Tokoh pendekatan empiris adalah Elton Mayo, yang terkenal dengan percobaan
Hawthorne mengenai tingkah laku manusia dalam situasi kerja. Berdasarkan hasil
penelitiannya, disimpulkan bahwa tinggi rendahnya produktifitas karyawan tidak
semata-mata ditentukan oleh imbalan ekonomi yang diberikan oleh pihak perusahaan.
Akan tetapi ada beberapa aspek lain yang turut menentukan tingkat produktifitas
karyawan, seperti suasana kerja yang kondusif dan norma kelompok kerja (organisasi
informal) yang ada.
c) Aliran Kuantitatif
Termasuk dalam aliran kuantitatif ini adalah management science atau ilmu
manajemen. Miller dan Starr mendefinisikannya sebagai teori keputusan terapan
yang menggunakan matematika, pemikiran logis, dan alat ilmiah yang lain dalam
mengatasi masalah secara rasional. Jadi dalam memecahkan masalah, yang
dipergunakan adalah metode kuantitatif.
Kelebihan dari teori ini adalah dapat meramalkan masa depan (forecasting)
berdasarkan data yang ada, dengan menggunakan metode ilmiah yang ada.
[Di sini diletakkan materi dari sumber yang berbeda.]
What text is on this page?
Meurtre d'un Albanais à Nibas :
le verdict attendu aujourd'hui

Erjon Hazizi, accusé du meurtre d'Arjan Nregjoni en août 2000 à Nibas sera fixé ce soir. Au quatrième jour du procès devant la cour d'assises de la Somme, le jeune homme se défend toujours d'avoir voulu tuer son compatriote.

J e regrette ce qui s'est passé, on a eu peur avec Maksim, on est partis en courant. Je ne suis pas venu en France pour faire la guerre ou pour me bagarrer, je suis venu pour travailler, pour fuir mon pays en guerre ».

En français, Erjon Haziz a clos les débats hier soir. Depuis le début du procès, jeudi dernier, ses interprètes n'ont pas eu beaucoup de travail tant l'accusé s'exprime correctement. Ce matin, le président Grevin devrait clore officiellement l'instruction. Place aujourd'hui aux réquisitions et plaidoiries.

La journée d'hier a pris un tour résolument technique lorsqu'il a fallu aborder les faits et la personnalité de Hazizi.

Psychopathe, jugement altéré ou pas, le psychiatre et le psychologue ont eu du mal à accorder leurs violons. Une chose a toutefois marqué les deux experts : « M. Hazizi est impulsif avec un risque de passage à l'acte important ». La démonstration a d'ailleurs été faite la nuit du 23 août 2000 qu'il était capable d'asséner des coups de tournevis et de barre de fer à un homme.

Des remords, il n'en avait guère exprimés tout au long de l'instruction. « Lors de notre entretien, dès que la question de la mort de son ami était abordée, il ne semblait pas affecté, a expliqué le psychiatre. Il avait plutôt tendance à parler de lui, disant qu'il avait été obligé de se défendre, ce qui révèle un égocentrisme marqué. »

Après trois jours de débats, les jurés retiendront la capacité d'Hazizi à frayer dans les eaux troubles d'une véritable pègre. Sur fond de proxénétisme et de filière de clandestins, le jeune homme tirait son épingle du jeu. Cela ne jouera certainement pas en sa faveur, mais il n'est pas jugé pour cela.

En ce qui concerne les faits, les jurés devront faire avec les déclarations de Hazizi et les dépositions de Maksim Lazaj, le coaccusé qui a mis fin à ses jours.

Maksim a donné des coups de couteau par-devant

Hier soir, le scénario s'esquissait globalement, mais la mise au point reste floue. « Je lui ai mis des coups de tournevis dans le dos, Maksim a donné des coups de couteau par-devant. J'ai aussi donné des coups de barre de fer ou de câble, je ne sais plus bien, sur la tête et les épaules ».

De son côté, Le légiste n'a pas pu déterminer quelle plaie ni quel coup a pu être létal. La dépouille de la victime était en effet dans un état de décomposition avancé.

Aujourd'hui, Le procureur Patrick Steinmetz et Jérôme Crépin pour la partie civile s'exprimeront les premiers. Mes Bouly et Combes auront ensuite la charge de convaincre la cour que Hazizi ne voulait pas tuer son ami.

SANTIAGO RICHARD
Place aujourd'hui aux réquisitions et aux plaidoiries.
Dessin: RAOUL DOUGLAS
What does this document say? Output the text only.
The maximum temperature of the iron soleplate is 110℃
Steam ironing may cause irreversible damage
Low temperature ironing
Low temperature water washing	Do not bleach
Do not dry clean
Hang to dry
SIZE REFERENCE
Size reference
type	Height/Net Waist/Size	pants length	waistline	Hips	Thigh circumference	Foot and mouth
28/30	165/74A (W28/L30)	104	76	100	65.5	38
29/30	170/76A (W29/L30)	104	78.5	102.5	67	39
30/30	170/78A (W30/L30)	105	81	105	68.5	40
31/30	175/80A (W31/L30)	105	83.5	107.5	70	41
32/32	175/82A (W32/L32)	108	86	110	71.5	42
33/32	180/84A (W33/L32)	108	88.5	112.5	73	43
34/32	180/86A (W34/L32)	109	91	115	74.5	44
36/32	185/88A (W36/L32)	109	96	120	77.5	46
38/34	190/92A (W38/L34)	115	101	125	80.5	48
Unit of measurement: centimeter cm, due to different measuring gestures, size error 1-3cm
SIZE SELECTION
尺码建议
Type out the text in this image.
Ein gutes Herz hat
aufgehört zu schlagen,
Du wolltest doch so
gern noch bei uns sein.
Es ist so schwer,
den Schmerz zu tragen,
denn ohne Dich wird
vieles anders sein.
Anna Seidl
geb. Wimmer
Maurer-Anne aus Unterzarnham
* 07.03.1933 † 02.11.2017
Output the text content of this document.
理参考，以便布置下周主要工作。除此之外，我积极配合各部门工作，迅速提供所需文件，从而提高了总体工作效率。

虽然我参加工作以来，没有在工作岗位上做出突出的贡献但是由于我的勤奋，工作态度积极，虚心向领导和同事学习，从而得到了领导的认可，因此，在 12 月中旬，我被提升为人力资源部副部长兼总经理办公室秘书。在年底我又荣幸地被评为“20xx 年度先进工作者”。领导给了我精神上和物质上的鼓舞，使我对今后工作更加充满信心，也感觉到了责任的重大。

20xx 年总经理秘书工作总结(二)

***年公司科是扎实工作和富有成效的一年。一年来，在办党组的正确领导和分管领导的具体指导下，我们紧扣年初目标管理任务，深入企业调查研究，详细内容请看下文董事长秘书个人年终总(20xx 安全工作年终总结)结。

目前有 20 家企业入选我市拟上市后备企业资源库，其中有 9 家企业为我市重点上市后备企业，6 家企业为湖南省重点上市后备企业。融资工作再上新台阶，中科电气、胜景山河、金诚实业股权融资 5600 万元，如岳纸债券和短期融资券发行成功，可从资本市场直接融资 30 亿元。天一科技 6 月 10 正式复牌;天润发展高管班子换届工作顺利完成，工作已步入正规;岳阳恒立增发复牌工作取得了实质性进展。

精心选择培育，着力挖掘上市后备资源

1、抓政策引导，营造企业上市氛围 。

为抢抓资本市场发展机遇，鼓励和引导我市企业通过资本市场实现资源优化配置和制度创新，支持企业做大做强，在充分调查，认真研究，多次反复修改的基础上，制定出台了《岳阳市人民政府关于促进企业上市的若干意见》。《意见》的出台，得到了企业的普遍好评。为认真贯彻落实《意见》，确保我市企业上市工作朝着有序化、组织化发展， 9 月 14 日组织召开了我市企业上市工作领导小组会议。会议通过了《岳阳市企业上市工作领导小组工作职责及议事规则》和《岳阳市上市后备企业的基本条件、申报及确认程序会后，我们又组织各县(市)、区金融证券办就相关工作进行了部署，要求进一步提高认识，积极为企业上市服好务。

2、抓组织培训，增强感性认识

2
Tetapi,
seperti teori-teori yang lain, aliran ini memiliki kelemahan, yaitu tidak dapat
dipergunakan untuk menghadapi masalah manusia dalam perusahaan, karena masalah
ini tidak dapat diselesaikan secara kuantitatif. Aliran ini paling banyak dan paling
baik dipakai untuk mengatasi masalah perencanaan dan pengendalian.